La méthode de résolution des puzzles est également inédite : comme précisé plus tôt, Élise doit sauter sur chaque plateforme comportant un numéro, qui diminue lorsqu’elle la quitte, et une fois arrivée à zéro, celle-ci se détruit. Il faut donc trouver le bon chemin pour réussir à toutes les détruire.
À mesure que le joueur progresse, il va rencontrer de nouvelles plateformes lui proposant des challenges variés et rythmés.
Le jeu est prévu pour être le plus accessible au plus grand nombre. Toutefois, pour les joueurs qui recherchent du challenge, nous avons intégré un système de difficulté qui les poussent à compléter les niveaux en faisant le moins de changement de direction possible, donnant ainsi plus de récompenses. Un même niveau peut ainsi être résolu de plusieurs façons.
Différents boss font également leur apparition dans l’aventure, changeant les règles de déplacement par exemple.
Les plateformes elles-mêmes peuvent changer complètement la façon d’appréhender les niveaux, certaines font téléporter Élise, ou encore la font rebondir dans une certaine direction, voire même changer le type de jeu pour des niveaux basés sur les réflexes.
Pour les joueurs, il s’agit de terminer les 160 niveaux de campagne (et les 100 niveaux bonus).
Pour nous, il s’agit de notre premier jeu après nos études, et nous voulions acquérir de l’expérience dans l’édition et la vente de jeux vidéo.
Nous ne cherchons pas la rentabilité, mais une façon de jouer aux jeux mobiles plus agréable. Ainsi, notre jeu est gratuit, avec un système de publicité, mais non intempestive et surtout non obligatoire : tous les cinq niveaux, le jeu va proposer au joueur de regarder une pub pour multiplier ses récompenses par cinq, sans l’engager.
D’autre part, le joueur peut customiser l’apparence d’Élise grâce aux récompenses obtenues en jeu ou en payant, mais ne l’entrave pas dans la progression du jeu.
Dans un premier temps, le jeu sortira sur Android. En fonction des retours, l’étape suivante logique serait de le sortir sur IOS, puis Steam, mais pour ce dernier une révision complète du jeu sera à faire.
Idéalement, nous voudrions concevoir un éditeur de niveau, pour que les joueurs puissent créer et partager leurs niveaux, apportant une grande durée de vie au jeu.
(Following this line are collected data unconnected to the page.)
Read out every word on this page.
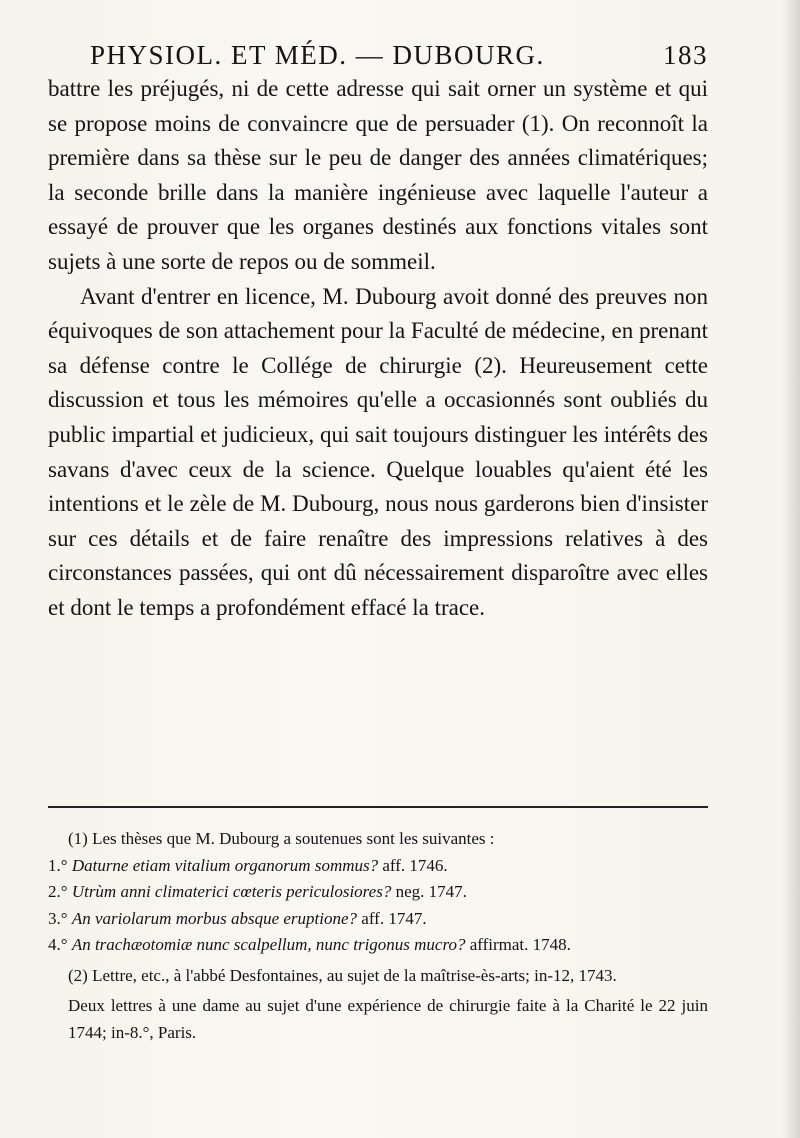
PHYSIOL. ET MÉD. — DUBOURG.	183

battre les préjugés, ni de cette adresse qui sait orner un système et qui se propose moins de convaincre que de persuader (1). On reconnoît la première dans sa thèse sur le peu de danger des années climatériques; la seconde brille dans la manière ingénieuse avec laquelle l'auteur a essayé de prouver que les organes destinés aux fonctions vitales sont sujets à une sorte de repos ou de sommeil.

Avant d'entrer en licence, M. Dubourg avoit donné des preuves non équivoques de son attachement pour la Faculté de médecine, en prenant sa défense contre le Collége de chirurgie (2). Heureusement cette discussion et tous les mémoires qu'elle a occasionnés sont oubliés du public impartial et judicieux, qui sait toujours distinguer les intérêts des savans d'avec ceux de la science. Quelque louables qu'aient été les intentions et le zèle de M. Dubourg, nous nous garderons bien d'insister sur ces détails et de faire renaître des impressions relatives à des circonstances passées, qui ont dû nécessairement disparoître avec elles et dont le temps a profondément effacé la trace.

(1) Les thèses que M. Dubourg a soutenues sont les suivantes :

1.° Daturne etiam vitalium organorum sommus? aff. 1746.

2.° Utrùm anni climaterici cœteris periculosiores? neg. 1747.

3.° An variolarum morbus absque eruptione? aff. 1747.

4.° An trachæotomiæ nunc scalpellum, nunc trigonus mucro? affirmat. 1748.

(2) Lettre, etc., à l'abbé Desfontaines, au sujet de la maîtrise-ès-arts; in-12, 1743.

Deux lettres à une dame au sujet d'une expérience de chirurgie faite à la Charité le 22 juin 1744; in-8.°, Paris.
Si les retours sont positifs et nombreux, nous ajouterions des niveaux, des skins.
Après tant d’années à travailler sur ce projet, nous avons envie de découvrir d’autres types de jeu, nous allons certainement entreprendre la conception du prochain à la sortie de Lonely Me.
Nous avons le plaisir d’avoir pu compter sur le travail de Jean-Gabriel Raynaud, un compositeur de film/jeux/trailers pour certaines pistes de Lonely Me (Thème principal et musique de boss).
De manière générale, la musique n’est pas trop présente dans les niveaux, ce sont plutôt des nappes à la manière de Hammock.
Outre le fait que ces sons d’ambiances ne déconcentrent pas le joueur dans sa réflexion, ils apportent également un ton lourd, similaire à une expérience de mort imminente.
Le travail sur les effets sonores va chercher la satisfaction chez le joueur.
Le jeu devrait sortir courant juin 2023.
Nous sommes quatre :
Marc (directeur artistique 3D) ;
Sylvain (programmeur) ;
Vincent (programmeur) ;
Jessy (artiste 3D).
On utilise de nombreux outils, mais en général le travail se découpe de la façon suivante : une mécanique est pensée, puis doit faire consensus, ensuite Sylvain et Vincent font la partie programmation, Marc fait la conception artistique et Jessy réalise le travail.
Lorsque nous sommes sortis de l’école à la suite d’un projet de fin d’étude réalisé sur Unreal Engine, nous étions trois à travailler sur un autre projet, très ambitieux, toujours sur Unreal.
Sylvain nous a rejoints ensuite, mais étant surtout formé sur le moteur Unity, nous avons décidé de passer sur un projet plus court (qui a duré 3 ans au bout du compte) afin de le former sur Unreal Engine.
Ce choix de moteur a apporté son lot de complications : même s’il est possible de développer un jeu sur mobile, la documentation est cruellement manquante, les paramètres par défaut du moteur sont trop gourmands pour un simple téléphone, et enfin faire le lien entre Google, Android et Unreal a été un véritable défi.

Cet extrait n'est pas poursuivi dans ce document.